SOUTH regional co-ordinator of the Adult Literacy Tutors Association Jacqueline Rawlins says there is a definite need for the work her group is doing, as ALTA is discovering more people are challenged by their lack of basic reading, writing and spelling skills.
For the 32 years the group has been in existence, she said, its students were mainly people who were denied the opportunity to attend school or dropped out before they graduated.

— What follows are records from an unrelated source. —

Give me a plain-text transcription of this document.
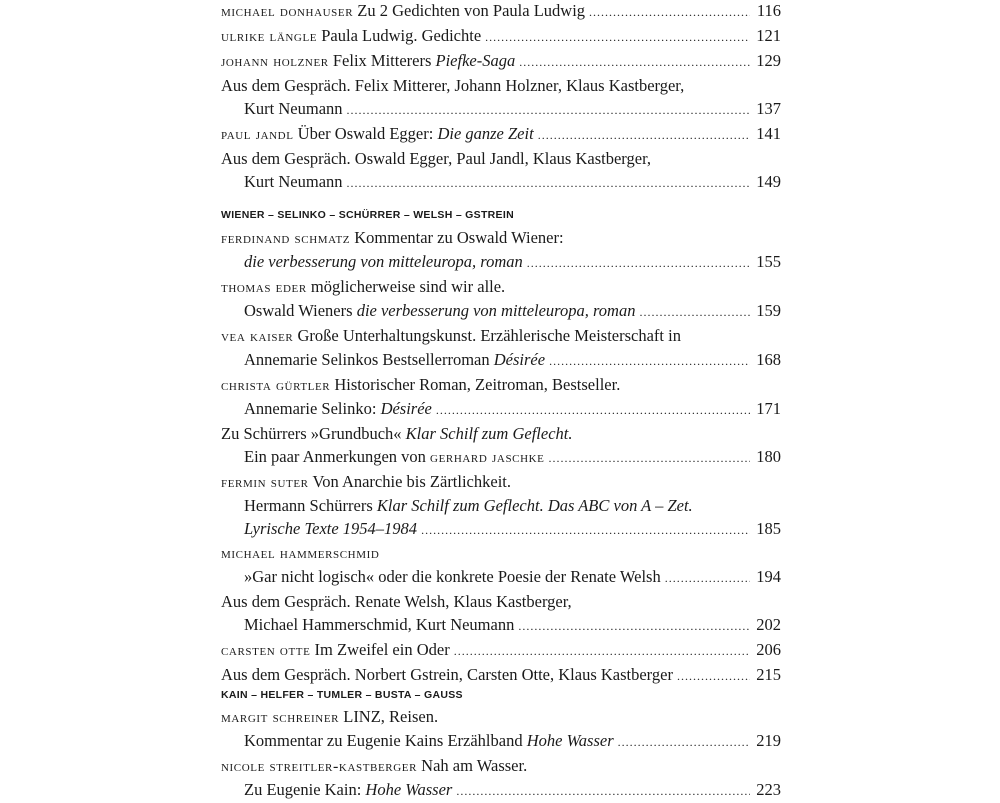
michael donhauser Zu 2 Gedichten von Paula Ludwig . . .	116
ulrike längle Paula Ludwig. Gedichte . . .	121
johann holzner Felix Mitterers Piefke-Saga . . .	129
Aus dem Gespräch. Felix Mitterer, Johann Holzner, Klaus Kastberger,
Kurt Neumann . . .	137
paul jandl Über Oswald Egger: Die ganze Zeit . . .	141
Aus dem Gespräch. Oswald Egger, Paul Jandl, Klaus Kastberger,
Kurt Neumann . . .	149
WIENER – SELINKO – SCHÜRRER – WELSH – GSTREIN
ferdinand schmatz Kommentar zu Oswald Wiener:
die verbesserung von mitteleuropa, roman . . .	155
thomas eder möglicherweise sind wir alle.
Oswald Wieners die verbesserung von mitteleuropa, roman . . .	159
vea kaiser Große Unterhaltungskunst. Erzählerische Meisterschaft in
Annemarie Selinkos Bestsellerroman Désirée . . .	168
christa gürtler Historischer Roman, Zeitroman, Bestseller.
Annemarie Selinko: Désirée . . .	171
Zu Schürrers »Grundbuch« Klar Schilf zum Geflecht.
Ein paar Anmerkungen von gerhard jaschke . . .	180
fermin suter Von Anarchie bis Zärtlichkeit.
Hermann Schürrers Klar Schilf zum Geflecht. Das ABC von A – Zet.
Lyrische Texte 1954–1984 . . .	185
michael hammerschmid
»Gar nicht logisch« oder die konkrete Poesie der Renate Welsh . . .	194
Aus dem Gespräch. Renate Welsh, Klaus Kastberger,
Michael Hammerschmid, Kurt Neumann . . .	202
carsten otte Im Zweifel ein Oder . . .	206
Aus dem Gespräch. Norbert Gstrein, Carsten Otte, Klaus Kastberger . . .	215
KAIN – HELFER – TUMLER – BUSTA – GAUSS
margit schreiner LINZ, Reisen.
Kommentar zu Eugenie Kains Erzählband Hohe Wasser . . .	219
nicole streitler-kastberger Nah am Wasser.
Zu Eugenie Kain: Hohe Wasser . . .	223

“Now we have a diverse mix: working people, students who have completed secondary school but still have difficulty reading, writing and spelling that’s affecting their functionability and opportunities to gain employment.
“Because of this, ALTA intends to assiduously and passionately work to bring about positive social change in the Caribbean by improving literacy.”
The Greater San Fernando Chamber,in collaboration with 519 Restaurant, honoured Rawlins and Chela Bhimul, ALTA’s secretary, at C3 Mall, San Fernando, on Wednesday night.
As part of their Unsung Heroes programme, over the past eight weeks, the two bodies have been recognising and awarding individuals and groups who have contributed to national development, mainly on a voluntary basis.
The Hunters Search and Rescue group, the Blind Welfare Association, Ms TT/Universe representative Faith Gellizeau,Mrs TT/India Anisa Ali and policeman Darion Thomas – who has delivered babies who arrived unexpectedly early – are among the recipients so far.
Chamber president Kiran Singh noted many ALTA success stories through hard work, diligence and sacrifice since 1991.
Tony Haynes of 519 also applauded the tremendous efforts of the group's 200 volunteers in over 60 locations, and Rawlins for her leadership.
In thanking the two bodies for their recognition, Rawlins said ALTA is run on sponsorship and donations and uses a "home-grown" curriculum.
Beforethe covid19 pandemic, she said, she said strictly community-based classes for students 16 and over were available at 50 venues, taught by some 100 ALTA-trained tutors.
The pandemic gave rise to a virtual segment as well as online web application for independent learning for people eight and over.
“September will be the first time we are restarting the community classes, but we also offer ALTA V – a virtual class via Zoom we started in 2020 to assist students during covid19 –and a third mode of training, through our online web application.”
ALTA which is also available in St Vincent, Antigua, Grenada, and in Tobago, has published over 60 literacy books, and has developed a Caribbean literacy-focused board game.
Rawlins said it has also delivered literacy programmes for NGOs, corporate and government sectors.
She shared with the audience the success story of a "spiritual mother" who, after being exposed to ALTA, was overjoyed as she was finally able to read the word “welcome,” which she said she passed every day for 30 years, but never knew what it meant.
A dyslexic student who passed his school-leaving exams with distinction and established a business was another achievement she boasted of.
“After all these years, there continues to be a definite need for ALTA services in the community.”
She invited the chamber and 519 to join the group in helping to make a difference in the lives of adults previously denied the opportunity to learn.